MÉDIAS

Qui veut payer pour lire la presse sur Internet ?

Après la crise répandue en 2009, la presse numérique tâtonne, faute de modèle économique viable. En règle générale, les seuls titres qui subsistent, à perte, ont un parent traditionnel, en format papier.

Deux exemples récents tendent à prouver que le système « Pay Per View », qui fonctionne pour la télévision, en imposant l’accès payant à des programmes à la carte, ne convient pas aux articles de presse sur Internet. L’accès tarifé fonctionne pour la musique et la vidéo, mais la lecture de contenus journalistiques tente peu le consommateur.
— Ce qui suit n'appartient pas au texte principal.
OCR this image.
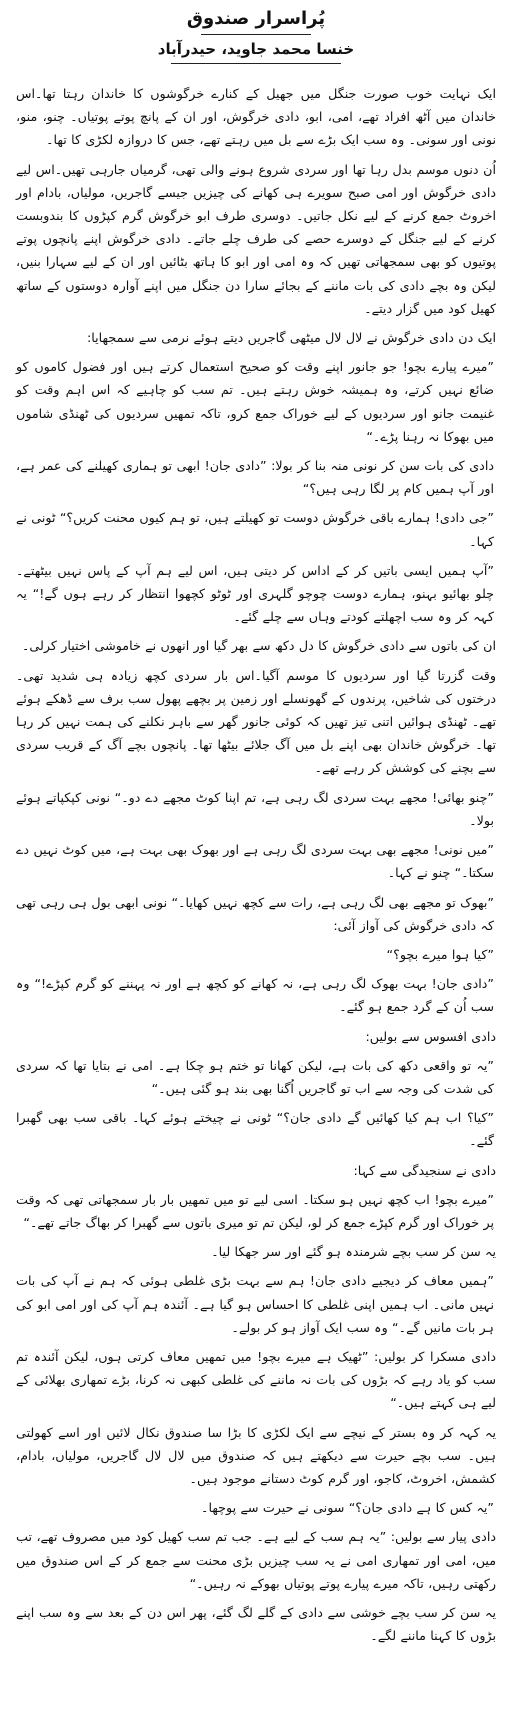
پُراسرار صندوق
خنسا محمد جاوید، حیدرآباد

ایک نہایت خوب صورت جنگل میں جھیل کے کنارے خرگوشوں کا خاندان رہتا تھا۔اس خاندان میں آٹھ افراد تھے، امی، ابو، دادی خرگوش، اور ان کے پانچ پوتے پوتیاں۔ چنو، منو، نونی اور سونی۔ وہ سب ایک بڑے سے بل میں رہتے تھے، جس کا دروازہ لکڑی کا تھا۔

اُن دنوں موسم بدل رہا تھا اور سردی شروع ہونے والی تھی، گرمیاں جارہی تھیں۔اس لیے دادی خرگوش اور امی صبح سویرے ہی کھانے کی چیزیں جیسے گاجریں، مولیاں، بادام اور اخروٹ جمع کرنے کے لیے نکل جاتیں۔ دوسری طرف ابو خرگوش گرم کپڑوں کا بندوبست کرنے کے لیے جنگل کے دوسرے حصے کی طرف چلے جاتے۔ دادی خرگوش اپنے پانچوں پوتے پوتیوں کو بھی سمجھاتی تھیں کہ وہ امی اور ابو کا ہاتھ بٹائیں اور ان کے لیے سہارا بنیں، لیکن وہ بچے دادی کی بات ماننے کے بجائے سارا دن جنگل میں اپنے آوارہ دوستوں کے ساتھ کھیل کود میں گزار دیتے۔

ایک دن دادی خرگوش نے لال لال میٹھی گاجریں دیتے ہوئے نرمی سے سمجھایا:

”میرے پیارے بچو! جو جانور اپنے وقت کو صحیح استعمال کرتے ہیں اور فضول کاموں کو ضائع نہیں کرتے، وہ ہمیشہ خوش رہتے ہیں۔ تم سب کو چاہیے کہ اس اہم وقت کو غنیمت جانو اور سردیوں کے لیے خوراک جمع کرو، تاکہ تمھیں سردیوں کی ٹھنڈی شاموں میں بھوکا نہ رہنا پڑے۔“

دادی کی بات سن کر نونی منہ بنا کر بولا: ”دادی جان! ابھی تو ہماری کھیلنے کی عمر ہے، اور آپ ہمیں کام پر لگا رہی ہیں؟“

”جی دادی! ہمارے باقی خرگوش دوست تو کھیلتے ہیں، تو ہم کیوں محنت کریں؟“ ٹونی نے کہا۔

”آپ ہمیں ایسی باتیں کر کے اداس کر دیتی ہیں، اس لیے ہم آپ کے پاس نہیں بیٹھتے۔ چلو بھائیو بہنو، ہمارے دوست چوچو گلہری اور ٹوٹو کچھوا انتظار کر رہے ہوں گے!“ یہ کہہ کر وہ سب اچھلتے کودتے وہاں سے چلے گئے۔

ان کی باتوں سے دادی خرگوش کا دل دکھ سے بھر گیا اور انھوں نے خاموشی اختیار کرلی۔

وقت گزرتا گیا اور سردیوں کا موسم آگیا۔اس بار سردی کچھ زیادہ ہی شدید تھی۔ درختوں کی شاخیں، پرندوں کے گھونسلے اور زمین پر بچھے پھول سب برف سے ڈھکے ہوئے تھے۔ ٹھنڈی ہوائیں اتنی تیز تھیں کہ کوئی جانور گھر سے باہر نکلنے کی ہمت نہیں کر رہا تھا۔ خرگوش خاندان بھی اپنے بل میں آگ جلائے بیٹھا تھا۔ پانچوں بچے آگ کے قریب سردی سے بچنے کی کوشش کر رہے تھے۔

”چنو بھائی! مجھے بہت سردی لگ رہی ہے، تم اپنا کوٹ مجھے دے دو۔“ نونی کپکپاتے ہوئے بولا۔

”میں نونی! مجھے بھی بہت سردی لگ رہی ہے اور بھوک بھی بہت ہے، میں کوٹ نہیں دے سکتا۔“ چنو نے کہا۔

”بھوک تو مجھے بھی لگ رہی ہے، رات سے کچھ نہیں کھایا۔“ نونی ابھی بول ہی رہی تھی کہ دادی خرگوش کی آواز آئی:

”کیا ہوا میرے بچو؟“

”دادی جان! بہت بھوک لگ رہی ہے، نہ کھانے کو کچھ ہے اور نہ پہننے کو گرم کپڑے!“ وہ سب اُن کے گرد جمع ہو گئے۔

دادی افسوس سے بولیں:

”یہ تو واقعی دکھ کی بات ہے، لیکن کھانا تو ختم ہو چکا ہے۔ امی نے بتایا تھا کہ سردی کی شدت کی وجہ سے اب تو گاجریں اُگنا بھی بند ہو گئی ہیں۔“

”کیا؟ اب ہم کیا کھائیں گے دادی جان؟“ ٹونی نے چیختے ہوئے کہا۔ باقی سب بھی گھبرا گئے۔

دادی نے سنجیدگی سے کہا:

”میرے بچو! اب کچھ نہیں ہو سکتا۔ اسی لیے تو میں تمھیں بار بار سمجھاتی تھی کہ وقت پر خوراک اور گرم کپڑے جمع کر لو، لیکن تم تو میری باتوں سے گھبرا کر بھاگ جاتے تھے۔“

یہ سن کر سب بچے شرمندہ ہو گئے اور سر جھکا لیا۔

”ہمیں معاف کر دیجیے دادی جان! ہم سے بہت بڑی غلطی ہوئی کہ ہم نے آپ کی بات نہیں مانی۔ اب ہمیں اپنی غلطی کا احساس ہو گیا ہے۔ آئندہ ہم آپ کی اور امی ابو کی ہر بات مانیں گے۔“ وہ سب ایک آواز ہو کر بولے۔

دادی مسکرا کر بولیں: ”ٹھیک ہے میرے بچو! میں تمھیں معاف کرتی ہوں، لیکن آئندہ تم سب کو یاد رہے کہ بڑوں کی بات نہ ماننے کی غلطی کبھی نہ کرنا، بڑے تمھاری بھلائی کے لیے ہی کہتے ہیں۔“

یہ کہہ کر وہ بستر کے نیچے سے ایک لکڑی کا بڑا سا صندوق نکال لائیں اور اسے کھولتی ہیں۔ سب بچے حیرت سے دیکھتے ہیں کہ صندوق میں لال لال گاجریں، مولیاں، بادام، کشمش، اخروٹ، کاجو، اور گرم کوٹ دستانے موجود ہیں۔

”یہ کس کا ہے دادی جان؟“ سونی نے حیرت سے پوچھا۔

دادی پیار سے بولیں: ”یہ ہم سب کے لیے ہے۔ جب تم سب کھیل کود میں مصروف تھے، تب میں، امی اور تمھاری امی نے یہ سب چیزیں بڑی محنت سے جمع کر کے اس صندوق میں رکھتی رہیں، تاکہ میرے پیارے پوتے پوتیاں بھوکے نہ رہیں۔“

یہ سن کر سب بچے خوشی سے دادی کے گلے لگ گئے، پھر اس دن کے بعد سے وہ سب اپنے بڑوں کا کہنا ماننے لگے۔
Aux USA, 80% des lecteurs se déclarent peu disposés à payer pour consulter des informations sur Internet, d’après un sondage fouillé, réalisé au mois de janvier par le groupe Project for Excellence in Journalism (PEJ). Sur 2000 personnes interpellées sur la question, 82% tourneraient le dos à leur site d’information habituel si l’accès en devenait payant, et elles en choisiraient un autre, en libre accès. Parallèlement, une autre étude américaine, internationale celle-ci, effectuée en mars par GfK Custom Research pour le compte du Wall Street Journal, renforce l’idée qu’une information payante, admise pour les journaux traditionnels, avec encre et papier, ne l’est pas sur écran. Cet état de lieux portant sur 17 pays place la France en 17ème position sur l’envie de payer pour s’informer. Dans le détail, 89% des citoyens français estiment que les contenus et informations doivent être gratuits sur Internet, et, dans une conception toute nationalisée des esprits, une grosse proportion d’irréductibles, représentant carrément 50% des internautes français, s’oppose à l’idée que la publicité, incluse dans lesdits contenus, soit la solution à leur gratuité.

D’où viendra l‘argent de la presse web ?

Au fond, la grande révolution du journalisme libre sur Internet a fait pschitt, car seuls les grands journaux, disposant d’une édition papier, restent capables d’éditer une version web, plus ou moins aboutie, mais toujours réduite, en format gratuit, comparée à leur version première. Or, à quelques exceptions par territoire, la règle générale est celle d’un manque de confiance du lecteur envers la publicité sur Internet, qui conditionne l’existence de nombreuses publications numériques. L’étude américaine du PEJ pose ainsi la grande question « Comment financer le journalisme numérique » et répond par une donnée catastrophique : la chute des revenus publicitaires sur Internet. Actuellement, les messages incrustés sur les pages passeraient inaperçues pour 80% des internautes, alors même que la tendance amorcée en 2007 annonçait le transfert des annonceurs, de l’encre vers les pixels. Le temps ferait le reste, dans une simple révolution de notre temps. Erreur passagère ou définitive ? La désaffection envers la publicité sur Internet, dont le marché à reculé en 2009, pour la première fois depuis 2002, le refus des lecteurs à rétribuer, via leur lecture, les journalistes ou assimilés, peuvent menacer autant l’information que les informateurs. Et le Project for Excellence in Journalism, visiblement inquiet, précise dans son rapport que le recul cité se produit « en partie à cause de la récession », mais qu’il pourrait s’agir d’une tendance « structurelle et permanente». L’industrie de l’information digitale devra à coup sûr faire face à une nouvelle révolution, la seconde depuis celle de sa naissance. Cette fois-ci, il est bel et bien question de survie, indépendamment du succès des sites d’information, qui connaissent souvent le paradoxe de caresser des sommets d’audience tout en voyant rétrécir leurs gains.